Letnan Kolonel Saifulrizal bin Abdul Latif, kepala staf, Markas Besar Pasukan Gabungan RBAF, menyoroti tonggak pencapaian SMEE pasukan operasi khusus pertama selama CARAT 2020 dan menekankan pentingnya kemitraan yang berkelanjutan.

“Akan sangat berharga untuk mengetahui bahwa, terlepas dari kesulitan yang mungkin kami hadapi pada iterasi CARAT ke-26, kami masih dapat mencapai tujuannya dan lebih meningkatkan kemampuan kami untuk beroperasi bersama-sama dalam menanggapi tantangan keamanan maritim tradisional dan nontradisional di kawasan Indo-Pasifik,” ungkapnya.

SMEE virtual itu menampilkan peluang pelatihan bersama termasuk: operasi pencegatan dan naik ke atas kapal; kerja sama Pasukan Marinir A.S. dan Angkatan Darat Brunei; penjinakan bahan peledak; keamanan sungai; praktik terbaik pengisian ulang perlengkapan di laut; dan simposium Perempuan, Perdamaian, dan Keamanan. Pertukaran virtual lainnya mencakup kesadaran ranah maritim, kendaraan udara tak berawak, dan perlindungan pasukan antiterorisme.

Fase di laut terjadi di Laut Cina Selatan, dengan berbagai acara yang dirancang untuk meningkatkan interoperabilitas, termasuk melacak dan mengejar target melalui pengerahan terkoordinasi kapal permukaan dan pesawat terbang patroli maritim, serta latihan pencarian dan penyelamatan.

Selama upacara pembukaan virtual, Kolonel Angkatan Laut A.S. Ann McCann, komodor Skuadron Kapal Perusak 7, menekankan bahwa landasan kerja sama dan pelatihan A.S.-Brunei terletak pada persahabatan yang terjalin selama waktu yang dihabiskan bersama-sama. (Foto: Kolonel Angkatan Laut A.S. Ann McCann menyimak pidato pembukaan selama latihan Cooperation Afloat Readiness and Training (CARAT) Brunei pada Oktober 2020.)

“Meskipun tahun 2020 telah menjadi tahun yang unik, hal itu tidak menghalangi kesempatan bagi kita untuk berkumpul bersama-sama selama acara CARAT kita,” ungkap McCann. “Saya berharap pasukan kita melakukan apa yang selalu mereka lakukan dengan sangat baik — memperkuat ikatan dan bertukar praktik terbaik militer.”

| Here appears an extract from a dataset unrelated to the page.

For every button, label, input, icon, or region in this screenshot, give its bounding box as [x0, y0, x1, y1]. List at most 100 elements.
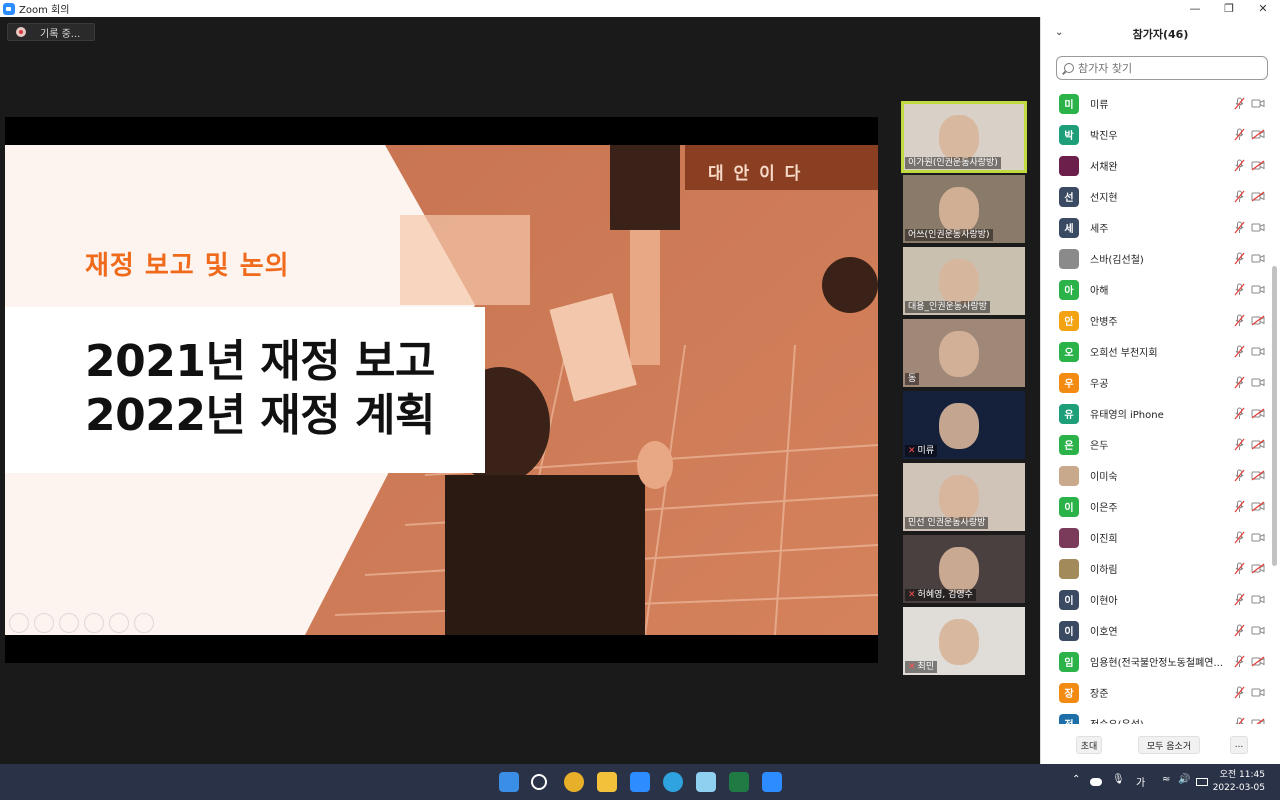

CARAT, latihan regional tertua dan terpanjang Angkatan Laut A.S. yang terus dilaksanakan di Asia Selatan dan Tenggara, memperkuat kemitraan di antara angkatan laut regional dan meningkatkan interoperabilitas dan kerja sama keamanan maritim di seluruh Indo-Pasifik. Latihan itu membangun keterlibatan lainnya di kawasan ini, termasuk Pacific Partnership, Kegiatan Pelatihan Maritim, dan latihan Pacific Griffin.